I've been reading bits and pieces of this book for month and it was only in the last couple of days that I gathered the energy to finish it all. Let me state the positives of this book succinctly: it starts off excellently, the language is just hard enough but not too hard and the worldbuilding is fascinating. However, considering this is rated just below The Lord of the Rings and The Hobbit as one of the greatest fantasy-sci/fi works of all, I cannot quite see why. I believe that, perhaps, the language is more deceptive than it may appear - because precious little actually takes place within the work in terms of plot narrative.


When the narrative can be summed down to: assassin is kicked out of guild and sets off to explore the earth, then you have a narrative which isn't overly complex. Sure, things happen to our torturer, Severian, but at the same time very little also happens to him. Everything becomes a cycle of: kill new people, find new wonders of the world, sleep with a new girlfriend, rinse, lather, repeat. It's inane in its repetition and the repetition almost made me give this three stars.


But that said, the language is beautifully deceptive, and it was for this reason that I kept that extra star. The language is beautiful enough to distract from the fact that very little actually happens within the novel - very little of any kind of moral or significant depth, that is. Also, the worldbuilding was magnificently set in an Earth that was now Urth - a million odd years into the future, where technology and magic have become almost one and the same. I appreciated that aspect of creating another world setting for the book.

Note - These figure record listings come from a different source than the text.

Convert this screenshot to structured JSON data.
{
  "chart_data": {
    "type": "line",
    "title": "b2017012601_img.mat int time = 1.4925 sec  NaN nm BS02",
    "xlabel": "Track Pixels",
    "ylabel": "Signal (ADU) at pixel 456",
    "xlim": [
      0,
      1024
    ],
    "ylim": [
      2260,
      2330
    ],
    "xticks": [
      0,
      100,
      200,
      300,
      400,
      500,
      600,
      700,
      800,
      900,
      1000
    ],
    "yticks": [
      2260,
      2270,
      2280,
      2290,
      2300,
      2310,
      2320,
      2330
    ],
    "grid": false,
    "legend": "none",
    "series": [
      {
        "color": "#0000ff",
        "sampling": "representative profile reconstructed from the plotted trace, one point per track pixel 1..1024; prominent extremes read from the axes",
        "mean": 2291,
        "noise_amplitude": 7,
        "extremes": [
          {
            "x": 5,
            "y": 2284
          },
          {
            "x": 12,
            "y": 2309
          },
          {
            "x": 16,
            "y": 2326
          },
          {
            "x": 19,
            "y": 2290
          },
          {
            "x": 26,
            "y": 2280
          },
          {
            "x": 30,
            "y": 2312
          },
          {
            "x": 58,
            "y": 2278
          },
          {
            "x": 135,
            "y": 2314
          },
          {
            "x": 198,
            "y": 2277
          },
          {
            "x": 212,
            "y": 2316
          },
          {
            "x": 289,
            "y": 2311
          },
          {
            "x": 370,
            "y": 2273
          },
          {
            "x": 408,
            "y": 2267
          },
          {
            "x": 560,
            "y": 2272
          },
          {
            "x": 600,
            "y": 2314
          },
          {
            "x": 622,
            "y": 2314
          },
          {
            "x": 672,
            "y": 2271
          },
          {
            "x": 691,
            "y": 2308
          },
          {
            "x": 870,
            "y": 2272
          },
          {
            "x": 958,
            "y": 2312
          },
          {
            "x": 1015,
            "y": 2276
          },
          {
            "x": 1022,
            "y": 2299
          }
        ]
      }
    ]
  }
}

Yet, my overall summary is: only read this if you have a desire to complete a list of must-read fantasy books. The language can prove to be a stumbling block to some and aside from the language I could not find any real thematic or moral lessons within the book, which make it a shallow read and not so much of a deep philosophical read for once. But then again, as I said recently, not being able to find such things could also mean that I am not reading the book deeply. Or else, that I felt it was a novel in which I did not need to look overly deeply - being distracted by the language and world as I was.